Der Zweitliga-Kader von TeBe war nun gespickt mit Bundesliga-Helden wie Sergej Kiriakov (KSC), Uwe Rösler (Dynamo Dresden, Kaiserslautern oder Manchester City), Bruno Akrapovic (Mainz 05) oder Francisco Copado (HSV). Doch die hochbezahlten Stars unter Star-Trainer Winnie Schäfer floppten allesamt und befanden sich mit ihren sechsstelligen Monatsbezügen im Abstiegskampf wieder. Und dann kam es auch noch zum großen Knall bei der Göttinger Gruppe. Der Vorwurf: Anlagebetrug in mehreren Fällen. Der DFB forderte daraufhin eine Bürgschaft in Millionenhöhe, um den Lila-Weißen die Lizenz für eine weitere Profisaison erteilen zu können. Es fand sich auch eine Bank, die bürgen wollte. Leider war es eine, die der Göttinger Gruppe selbst gehörte und dieses Spiel machte der DFB nicht mit. Das Projekt “Big City Club 1.0” war somit gescheitert und die Starkicker verabschiedeten sich aus dem maroden Mommsenstadion unterhalb des Messeturms und unweit des Berliner Olympiastadions. TeBe versank wieder in der Regionalliga Nordost und später sogar in die Berlin-Liga. 

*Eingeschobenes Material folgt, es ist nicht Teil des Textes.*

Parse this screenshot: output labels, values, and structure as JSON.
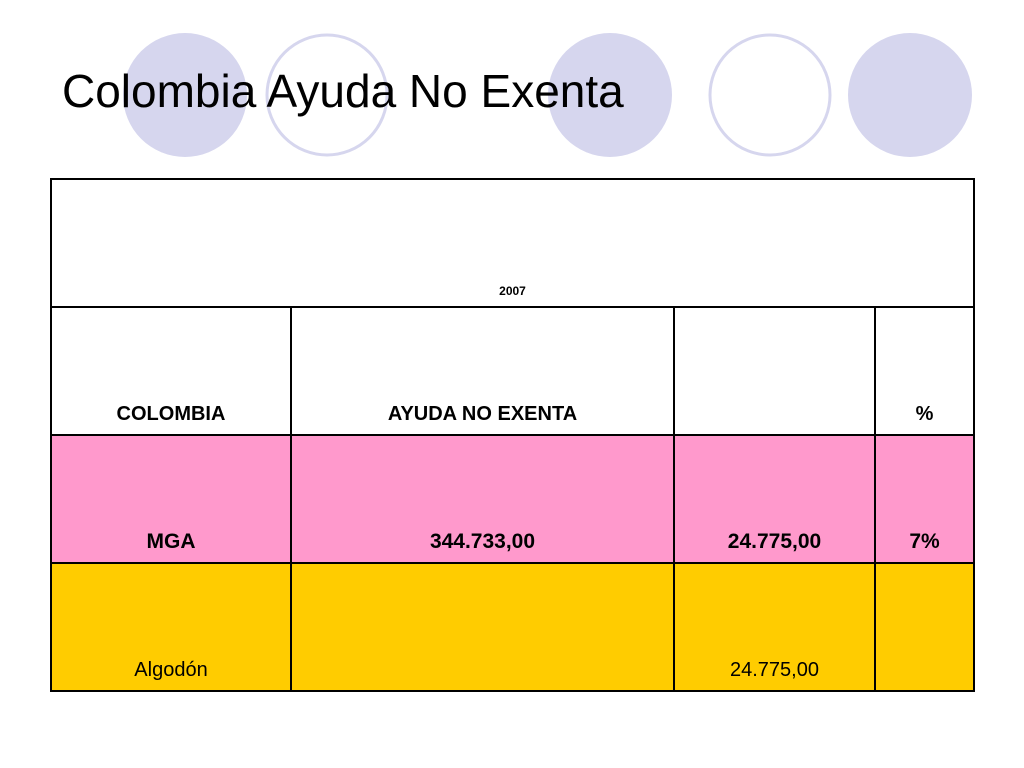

Heute träumt der Traditionsclub wieder von der großen Fußball-Bühne. Meister der Oberliga Nordost-Nord und nun der Aufstieg in die Regionalliga Nordost. Für TeBe ist es nach 10 Jahren Ober- und Berlin-Liga das Nonplusultra. Im Gegensatz zur Hertha will man bei TeBe keinen Einstieg eines Investors mehr, keine Leiden und keine Abhängigkeit. Die zahlreichen Fußballfans in der deutschen Hauptstadt werden hoffen, dass Hertha BSC Berlin die Geschichte der Tennis Borussia kennt und daraus Lehren gezogen hat.